Main Problem: Everybody hates this so-called freeway. Waiting at the lights along Hiawatha is an exercise in frustration. But the main problem is the way Hiawatha divides the neighborhoods on either side. Whether in car, on foot, or on a bicycle, crossing Hiawatha is lengthy, unsafe, and unpleasant. Many times, I’ve watched people dash across the 6-lanes of traffic, running across this quasi-freeway to or from the LRT stations. Devoting all the space around transit stations to a half-assed freeway is no way to capitalize on an expensive investment.
Magic Wand: Waving my magic wand, I’d turn Hiawatha into an everyday 3-lane road. I’d take the Western half of the right-of-way and develop the land. Some of it could be a linear park, some of it could be mixed-use urbanism. Crossing this street would become easy and comfortable. The neighborhoods on either side would re-connect. Streets like Lake, 38th, and 46th would be continuous again, and see large increases in foot-traffic. Quality of life in a large part of South Minneapolis would be improved.
Freeway: Ayd Mill Road
History: This is a long- controversial railroad trench running through Saint Paul. For years it was a little-used shortcut from the South-East suburbs to the western half of the city. In 2002, Mayor Randy Kelly, weilding Saint Paul’s unchecked mayoral powers, connected this so-called freeway to Interstate 35-E over the objections of the City Council. Today it remains a political football, carrying 15-20K cars each day.
Main Problem: Because it’s below grade, Ayd Mill is less of a barrier for the neighborhoods. Rather, its main problem is the traffic it generates and redistributes through the city. The corner of Selby and Snelling is ground zero. Every day for hours, traffic pours off the “freeway” to take a shortcut to I-94, making this key corner highly unpleasant. You see similar effects along Hamline and Lexington.
Magic Wand: There are a lot of ideas for how to fix this road.

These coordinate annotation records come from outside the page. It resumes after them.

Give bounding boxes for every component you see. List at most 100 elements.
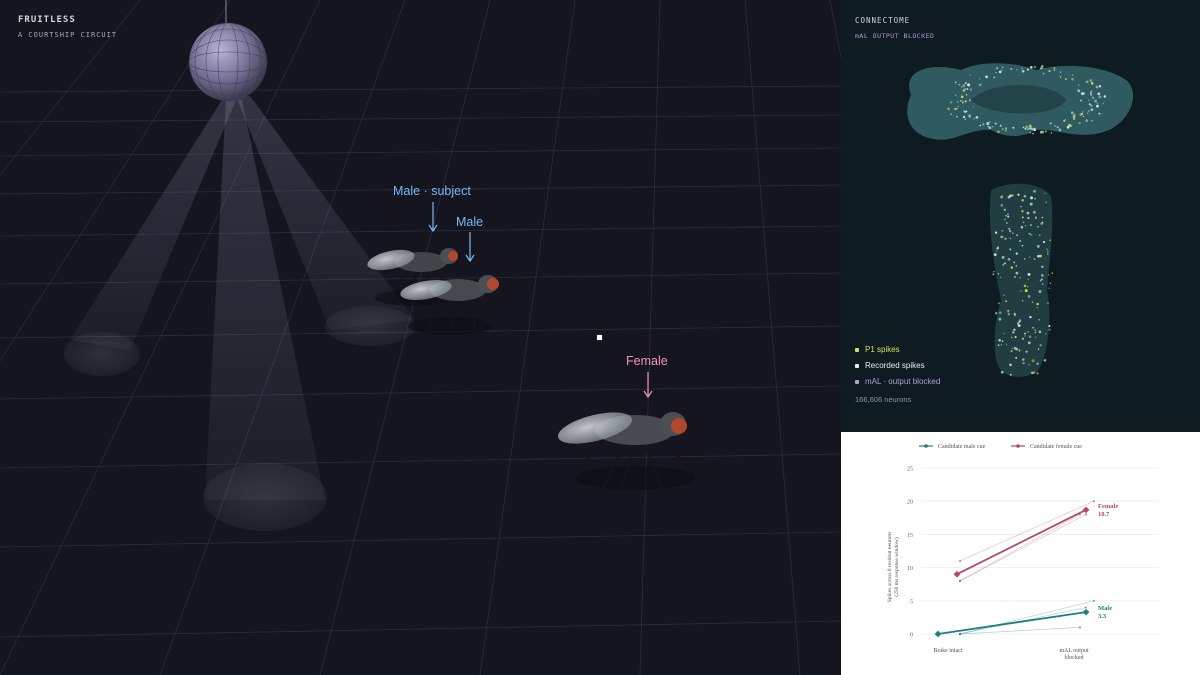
spike-dot xyxy=(1011,347,1013,350)
spike-dot xyxy=(1008,229,1012,233)
spike-dot xyxy=(1036,302,1039,306)
spike-dot xyxy=(1033,128,1036,132)
spike-dot xyxy=(1079,113,1083,116)
spike-dot xyxy=(1024,127,1027,130)
spike-dot xyxy=(1096,104,1099,108)
spike-dot xyxy=(1038,290,1042,294)
spike-dot xyxy=(1011,194,1014,197)
spike-dot xyxy=(1012,126,1015,129)
spike-dot xyxy=(1048,287,1050,289)
legend-mal-output-blocked: mAL · output blocked xyxy=(855,377,940,386)
spike-dot xyxy=(1027,278,1029,280)
spike-dot xyxy=(963,115,966,118)
spike-dot xyxy=(1009,373,1012,376)
spike-dot xyxy=(1030,196,1033,200)
spike-dot xyxy=(969,74,971,76)
spike-dot xyxy=(1003,208,1007,212)
fly-label-male-subject: Male · subject xyxy=(393,184,471,198)
spike-dot xyxy=(1098,84,1102,88)
spike-dot xyxy=(1010,336,1013,339)
spike-dot xyxy=(1072,117,1076,121)
spike-dot xyxy=(1090,108,1094,112)
spike-dot xyxy=(1048,324,1051,328)
spike-dot xyxy=(1022,300,1024,302)
spike-dot xyxy=(1015,271,1019,275)
spike-dot xyxy=(1035,216,1037,218)
spike-dot xyxy=(1080,99,1082,102)
spike-dot xyxy=(1042,283,1044,285)
y-tick-label: 5 xyxy=(910,599,913,605)
spike-dot xyxy=(1058,128,1062,132)
spike-dot xyxy=(1102,102,1105,105)
spike-dot xyxy=(997,344,1000,347)
spike-dot xyxy=(957,105,959,108)
series-point xyxy=(1082,608,1090,616)
disco-ball-icon xyxy=(188,0,268,102)
spike-dot xyxy=(1027,341,1031,345)
spike-dot xyxy=(1004,218,1006,221)
spike-dot xyxy=(1004,129,1008,132)
legend-recorded-spikes: Recorded spikes xyxy=(855,361,925,370)
replicate-point xyxy=(1084,513,1088,516)
fly-icon[interactable] xyxy=(399,275,501,339)
spike-dot xyxy=(1085,80,1089,84)
spike-dot xyxy=(1048,328,1051,331)
spike-dot xyxy=(1045,201,1047,203)
fly-icon[interactable] xyxy=(555,406,708,501)
chart-panel: 0 5 10 15 20 25 Brake intact mAL output blocked S… xyxy=(841,432,1200,675)
spike-dot xyxy=(1024,225,1027,227)
spike-dot xyxy=(1034,336,1037,338)
y-tick-label: 20 xyxy=(907,500,913,506)
spike-dot xyxy=(1021,67,1023,70)
spike-dot xyxy=(1090,104,1093,107)
spike-dot xyxy=(1017,193,1020,196)
spike-dot xyxy=(1036,245,1040,248)
spike-dot xyxy=(1015,347,1019,351)
spike-dot xyxy=(1003,294,1005,296)
spike-dot xyxy=(989,121,991,123)
spike-dot xyxy=(992,273,995,276)
spike-dot xyxy=(1008,227,1011,230)
spike-dot xyxy=(979,124,982,127)
spike-dot xyxy=(1071,77,1074,81)
spike-dot xyxy=(969,88,973,91)
replicate-point xyxy=(958,579,962,582)
spike-dot xyxy=(1070,111,1074,115)
spike-dot xyxy=(1030,65,1033,69)
spike-dot xyxy=(1031,301,1034,303)
spike-dot xyxy=(1047,253,1049,255)
spike-dot xyxy=(973,118,975,120)
spike-dot xyxy=(1088,103,1091,106)
spike-dot xyxy=(1089,79,1093,82)
y-axis-label: (250 ms response window) xyxy=(893,537,900,597)
spike-dot xyxy=(962,102,964,104)
spike-dot xyxy=(1029,202,1033,206)
x-tick-label: blocked xyxy=(1065,655,1084,661)
spike-dot xyxy=(1033,65,1037,69)
spike-dot xyxy=(1001,255,1005,259)
spike-dot xyxy=(1059,71,1062,73)
spike-dot xyxy=(1000,195,1004,199)
spike-dot xyxy=(1027,331,1029,333)
spike-dot xyxy=(947,107,950,111)
spike-dot xyxy=(994,122,997,125)
spike-dot xyxy=(1085,119,1089,122)
spike-dot xyxy=(978,78,981,80)
spike-dot xyxy=(1010,266,1013,269)
spike-dot xyxy=(1018,349,1021,352)
spike-dot xyxy=(959,99,962,102)
connectome-panel[interactable]: CONNECTOME mAL OUTPUT BLOCKED P1 spikes … xyxy=(841,0,1200,432)
spike-dot xyxy=(967,83,971,87)
spike-dot xyxy=(1005,343,1008,346)
spike-dot xyxy=(1033,189,1036,193)
spike-dot xyxy=(1036,362,1039,366)
spike-dot xyxy=(1032,210,1036,214)
spike-dot xyxy=(997,130,1000,134)
spike-dot xyxy=(1091,96,1095,99)
spike-dot xyxy=(1010,350,1013,353)
replicate-line xyxy=(959,514,1081,582)
spike-dot xyxy=(1030,371,1034,375)
scene-viewport[interactable]: FRUITLESS A COURTSHIP CIRCUIT Male · sub… xyxy=(0,0,841,675)
spike-dot xyxy=(1082,111,1084,113)
spike-dot xyxy=(1007,257,1011,261)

Some want to cut the road in half, creating a two-lane version with a trail alonside similar to the river road. Others want to build an expensive connection on the North end to I-94, turning this into a more proper “freeway.” If I had a magic wand, I’d choose ‘none of the above.’ Instead, remove all the pavement from this trench and turn it into Saint Paul’s “midtown greenway.” Biking and walking paths, parks, community gardens, all set into a lovely valley. Instead of detracting from the neighborhood, this area would become an asset.

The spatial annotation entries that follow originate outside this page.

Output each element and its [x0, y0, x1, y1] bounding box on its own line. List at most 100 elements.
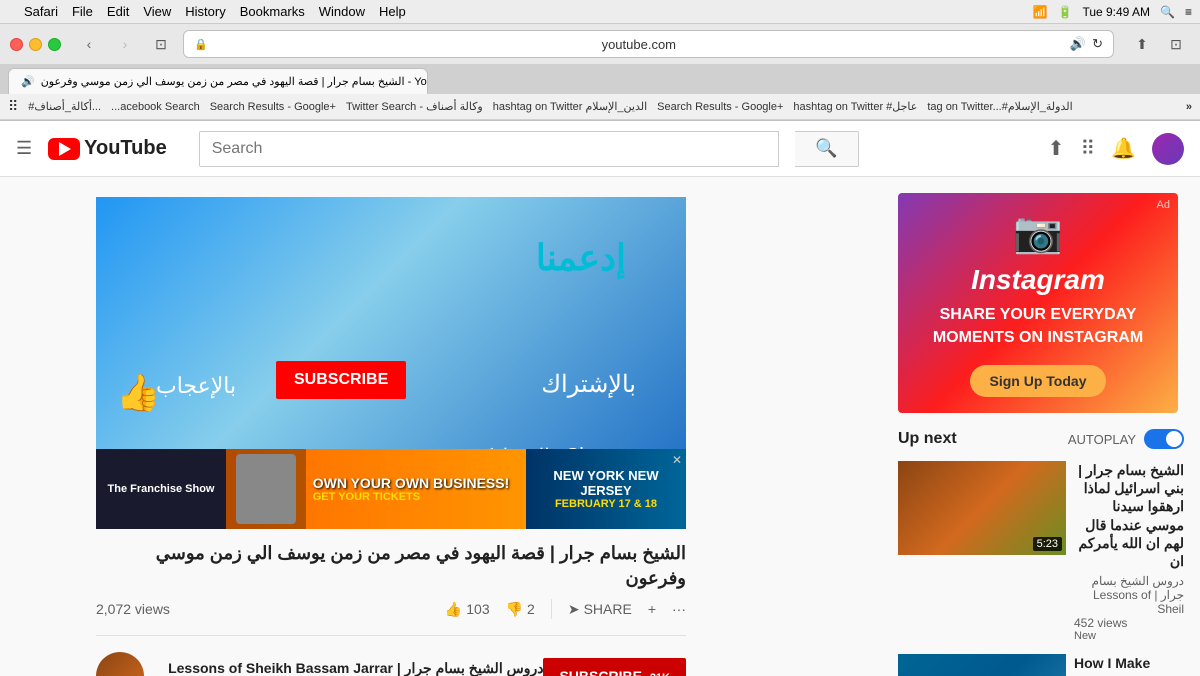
like-button[interactable]: 👍 103 [445, 601, 490, 618]
share-button[interactable]: ➤ SHARE [568, 601, 632, 618]
youtube-logo[interactable]: YouTube [48, 137, 167, 160]
search-button[interactable]: 🔍 [795, 131, 859, 167]
search-icon: 🔍 [815, 138, 837, 159]
thumbup-icon: 👍 [445, 601, 462, 618]
bookmarks-bar: ⠿ #أكالة_أصناف... ...acebook Search Sear… [0, 94, 1200, 120]
user-avatar[interactable] [1152, 133, 1184, 165]
sidebar-thumb-1: 5:23 [898, 461, 1066, 555]
traffic-lights [10, 38, 61, 51]
list-icon[interactable]: ≡ [1185, 5, 1192, 19]
instagram-cta-button[interactable]: Sign Up Today [970, 365, 1107, 397]
bookmarks-more[interactable]: » [1186, 101, 1192, 113]
apps-icon[interactable]: ⠿ [1080, 136, 1095, 161]
bookmark-7[interactable]: hashtag on Twitter #عاجل [793, 100, 917, 113]
tab-overview-button[interactable]: ⊡ [147, 32, 175, 56]
menu-bookmarks[interactable]: Bookmarks [240, 4, 305, 19]
business-ad[interactable]: OWN YOUR OWN BUSINESS! GET YOUR TICKETS [226, 449, 526, 529]
sidebar-card-badge-1: New [1074, 630, 1184, 642]
refresh-icon[interactable]: ↻ [1092, 36, 1103, 52]
franchise-ad[interactable]: The Franchise Show [96, 449, 226, 529]
wifi-icon: 📶 [1033, 5, 1048, 19]
autoplay-toggle[interactable] [1144, 429, 1184, 449]
upload-icon[interactable]: ⬆ [1048, 136, 1065, 161]
maximize-button[interactable] [48, 38, 61, 51]
video-subscribe-rtl: بالإشتراك [541, 370, 636, 399]
bookmark-2[interactable]: ...acebook Search [111, 101, 200, 113]
close-button[interactable] [10, 38, 23, 51]
add-to-button[interactable]: + [648, 601, 656, 617]
share-button[interactable]: ⬆ [1128, 32, 1156, 56]
speaker-icon: 🔊 [1070, 36, 1086, 52]
play-icon [59, 142, 71, 156]
sidebar-card-2[interactable]: How I Make Money Online Online Business … [898, 654, 1184, 676]
search-icon[interactable]: 🔍 [1160, 5, 1175, 19]
more-button[interactable]: ··· [672, 601, 686, 617]
action-divider [551, 599, 552, 619]
sidebar-card-channel-1: دروس الشيخ بسام جرار | Lessons of Sheil [1074, 574, 1184, 616]
new-tab-button[interactable]: ⊡ [1162, 32, 1190, 56]
autoplay-row: AUTOPLAY [1068, 429, 1184, 449]
channel-avatar[interactable] [96, 652, 144, 676]
thumbup-icon: 👍 [116, 372, 161, 414]
menu-window[interactable]: Window [319, 4, 365, 19]
bookmark-1[interactable]: #أكالة_أصناف... [28, 100, 101, 113]
up-next-header: Up next AUTOPLAY [898, 429, 1184, 449]
menu-edit[interactable]: Edit [107, 4, 129, 19]
ad-label: Ad [1157, 199, 1170, 211]
ny-title: NEW YORK NEW JERSEY [526, 468, 686, 498]
business-ad-text: OWN YOUR OWN BUSINESS! GET YOUR TICKETS [313, 475, 510, 503]
newyork-ad[interactable]: ✕ NEW YORK NEW JERSEY FEBRUARY 17 & 18 [526, 449, 686, 529]
sidebar-card-views-1: 452 views [1074, 616, 1184, 630]
sidebar-card-title-2: How I Make Money Online [1074, 654, 1184, 676]
bookmark-6[interactable]: Search Results - Google+ [657, 101, 783, 113]
video-section: إدعمنا بالإشتراك SUBSCRIBE بالإعجاب 👍 ➤ … [0, 177, 898, 676]
ad-close-button[interactable]: ✕ [672, 453, 682, 467]
video-subscribe-button[interactable]: SUBSCRIBE [276, 361, 406, 399]
ad-person-image [226, 449, 306, 529]
thumbdown-icon: 👎 [506, 601, 523, 618]
browser-actions: ⬆ ⊡ [1128, 32, 1190, 56]
channel-name[interactable]: دروس الشيخ بسام جرار | Lessons of Sheikh… [156, 660, 543, 676]
active-tab[interactable]: 🔊 الشيخ بسام جرار | قصة اليهود في مصر من… [8, 68, 428, 94]
autoplay-label: AUTOPLAY [1068, 432, 1136, 447]
url-bar[interactable]: 🔒 youtube.com 🔊 ↻ [183, 30, 1114, 58]
menu-view[interactable]: View [143, 4, 171, 19]
video-ad-bar: The Franchise Show OWN YOUR OWN BUSINESS… [96, 449, 686, 529]
menu-help[interactable]: Help [379, 4, 406, 19]
youtube-logo-text: YouTube [84, 137, 167, 160]
search-input[interactable] [200, 132, 778, 166]
minimize-button[interactable] [29, 38, 42, 51]
youtube-main: إدعمنا بالإشتراك SUBSCRIBE بالإعجاب 👍 ➤ … [0, 177, 1200, 676]
menu-bar-right: 📶 🔋 Tue 9:49 AM 🔍 ≡ [1033, 5, 1192, 19]
menu-safari[interactable]: Safari [24, 4, 58, 19]
instagram-tagline: SHARE YOUR EVERYDAY MOMENTS ON INSTAGRAM [918, 304, 1158, 349]
forward-button[interactable]: › [111, 32, 139, 56]
search-bar [199, 131, 779, 167]
notifications-icon[interactable]: 🔔 [1111, 136, 1136, 161]
back-button[interactable]: ‹ [75, 32, 103, 56]
bookmark-5[interactable]: hashtag on Twitter الدين_الإسلام [493, 100, 647, 113]
menu-file[interactable]: File [72, 4, 93, 19]
menu-history[interactable]: History [185, 4, 225, 19]
apps-icon[interactable]: ⠿ [8, 98, 18, 115]
bookmark-3[interactable]: Search Results - Google+ [210, 101, 336, 113]
hamburger-menu[interactable]: ☰ [16, 138, 32, 159]
bookmark-8[interactable]: tag on Twitter...#الدولة_الإسلام [927, 100, 1072, 113]
video-info: الشيخ بسام جرار | قصة اليهود في مصر من ز… [96, 541, 686, 676]
youtube-logo-icon [48, 138, 80, 160]
browser-toolbar: ‹ › ⊡ 🔒 youtube.com 🔊 ↻ ⬆ ⊡ [0, 24, 1200, 64]
sidebar-card-title-1: الشيخ بسام جرار | بني اسرائيل لماذا ارهق… [1074, 461, 1184, 570]
sidebar-card-1[interactable]: 5:23 الشيخ بسام جرار | بني اسرائيل لماذا… [898, 461, 1184, 642]
add-icon: + [648, 601, 656, 617]
sidebar-thumb-2 [898, 654, 1066, 676]
tab-strip: 🔊 الشيخ بسام جرار | قصة اليهود في مصر من… [0, 64, 1200, 94]
dislike-button[interactable]: 👎 2 [506, 601, 535, 618]
video-actions: 👍 103 👎 2 ➤ SHARE + [445, 599, 686, 619]
subscribe-button[interactable]: SUBSCRIBE 21K [543, 658, 686, 676]
franchise-title: The Franchise Show [108, 483, 215, 495]
lock-icon: 🔒 [194, 38, 208, 51]
bookmark-4[interactable]: Twitter Search - وكالة أصناف [346, 100, 483, 113]
instagram-ad[interactable]: Ad 📷 Instagram SHARE YOUR EVERYDAY MOMEN… [898, 193, 1178, 413]
video-player[interactable]: إدعمنا بالإشتراك SUBSCRIBE بالإعجاب 👍 ➤ … [96, 197, 686, 529]
youtube-sidebar: Ad 📷 Instagram SHARE YOUR EVERYDAY MOMEN… [898, 177, 1200, 676]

Freeway: 4th Street Viaduct Onramps
History: I-394 is the last proper freeway ever constructed in the Twin Cities (knocking on wood right now). When they built it, they included a viaduct to build two on-ramps running along 4th Street on the Western edge of downtown. At the time, most of the land around the extension was mix of LULUs: light industrial space, dilapidated buildings, vacant lots, the gargabe burner. Today, this land is prime space for development.

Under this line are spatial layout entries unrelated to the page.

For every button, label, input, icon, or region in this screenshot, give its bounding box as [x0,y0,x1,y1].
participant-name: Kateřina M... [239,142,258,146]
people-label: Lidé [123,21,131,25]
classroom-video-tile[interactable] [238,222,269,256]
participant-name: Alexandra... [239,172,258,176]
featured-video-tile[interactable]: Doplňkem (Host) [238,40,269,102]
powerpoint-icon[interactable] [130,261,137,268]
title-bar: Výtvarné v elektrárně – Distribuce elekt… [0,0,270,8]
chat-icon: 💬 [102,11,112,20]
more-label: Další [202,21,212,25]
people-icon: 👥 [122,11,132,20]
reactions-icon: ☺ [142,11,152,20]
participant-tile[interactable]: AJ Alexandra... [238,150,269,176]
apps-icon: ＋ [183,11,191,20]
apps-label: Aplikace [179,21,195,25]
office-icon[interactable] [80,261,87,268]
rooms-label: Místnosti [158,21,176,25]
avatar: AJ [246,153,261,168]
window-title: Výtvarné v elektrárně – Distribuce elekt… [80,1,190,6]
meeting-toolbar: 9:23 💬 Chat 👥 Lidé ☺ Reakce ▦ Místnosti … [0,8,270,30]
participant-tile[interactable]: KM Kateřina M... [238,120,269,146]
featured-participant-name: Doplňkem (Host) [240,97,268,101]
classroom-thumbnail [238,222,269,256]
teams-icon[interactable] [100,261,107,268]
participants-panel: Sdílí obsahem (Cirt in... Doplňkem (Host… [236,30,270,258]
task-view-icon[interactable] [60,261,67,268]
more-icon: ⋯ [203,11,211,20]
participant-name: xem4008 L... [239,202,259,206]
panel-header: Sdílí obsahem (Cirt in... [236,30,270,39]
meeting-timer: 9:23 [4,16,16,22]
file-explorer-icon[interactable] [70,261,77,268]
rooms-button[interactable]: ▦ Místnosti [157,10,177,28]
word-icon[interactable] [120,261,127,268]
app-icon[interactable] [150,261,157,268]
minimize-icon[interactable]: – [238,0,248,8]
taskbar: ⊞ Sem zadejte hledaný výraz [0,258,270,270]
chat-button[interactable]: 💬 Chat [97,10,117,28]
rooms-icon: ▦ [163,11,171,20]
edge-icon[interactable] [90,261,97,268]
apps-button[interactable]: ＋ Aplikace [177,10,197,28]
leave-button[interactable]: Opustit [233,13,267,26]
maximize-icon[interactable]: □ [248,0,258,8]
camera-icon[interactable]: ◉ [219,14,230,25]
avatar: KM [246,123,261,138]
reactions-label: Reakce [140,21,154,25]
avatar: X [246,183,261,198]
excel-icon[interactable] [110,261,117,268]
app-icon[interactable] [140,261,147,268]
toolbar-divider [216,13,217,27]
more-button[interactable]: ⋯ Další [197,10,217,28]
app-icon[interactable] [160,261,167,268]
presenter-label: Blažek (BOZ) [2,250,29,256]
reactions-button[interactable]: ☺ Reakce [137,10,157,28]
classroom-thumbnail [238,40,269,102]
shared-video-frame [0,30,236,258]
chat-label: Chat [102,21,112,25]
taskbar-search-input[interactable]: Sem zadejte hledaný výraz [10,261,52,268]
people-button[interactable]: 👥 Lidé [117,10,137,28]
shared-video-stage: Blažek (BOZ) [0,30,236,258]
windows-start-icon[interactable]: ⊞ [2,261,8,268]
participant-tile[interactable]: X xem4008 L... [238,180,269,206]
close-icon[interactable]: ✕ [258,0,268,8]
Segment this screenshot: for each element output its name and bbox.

Main Problem: There are really two problems. First, having onramps lead directly onto city streets encourages cars to speed through what should be a walkable city. This is the spot where a man was killed earlier this year.
Worse than that, the 394 elevated causeway depresses everything in its shadow. The backside of the North Loop neighborhood is devalued by the road.
Magic Wand: Just take it down and replace it with a surface boulevard. All the land alongside the road would double in value. If you think the North Loop is amazing today, just imagine it without a freeway causeway hanging over it like a rusty guillotine. “HERC Burner Lofts” anyone?
Letting go is hard to do. When freeway teardowns have been tried in other cities, they’ve been surprisingly successful. All three of these so-called freeways were bad ideas. With a little bit of leadership and creativity, we could correct our mistakes.
At top: The world’s longest on-ramp, on the west edge of downtown Minneapolis.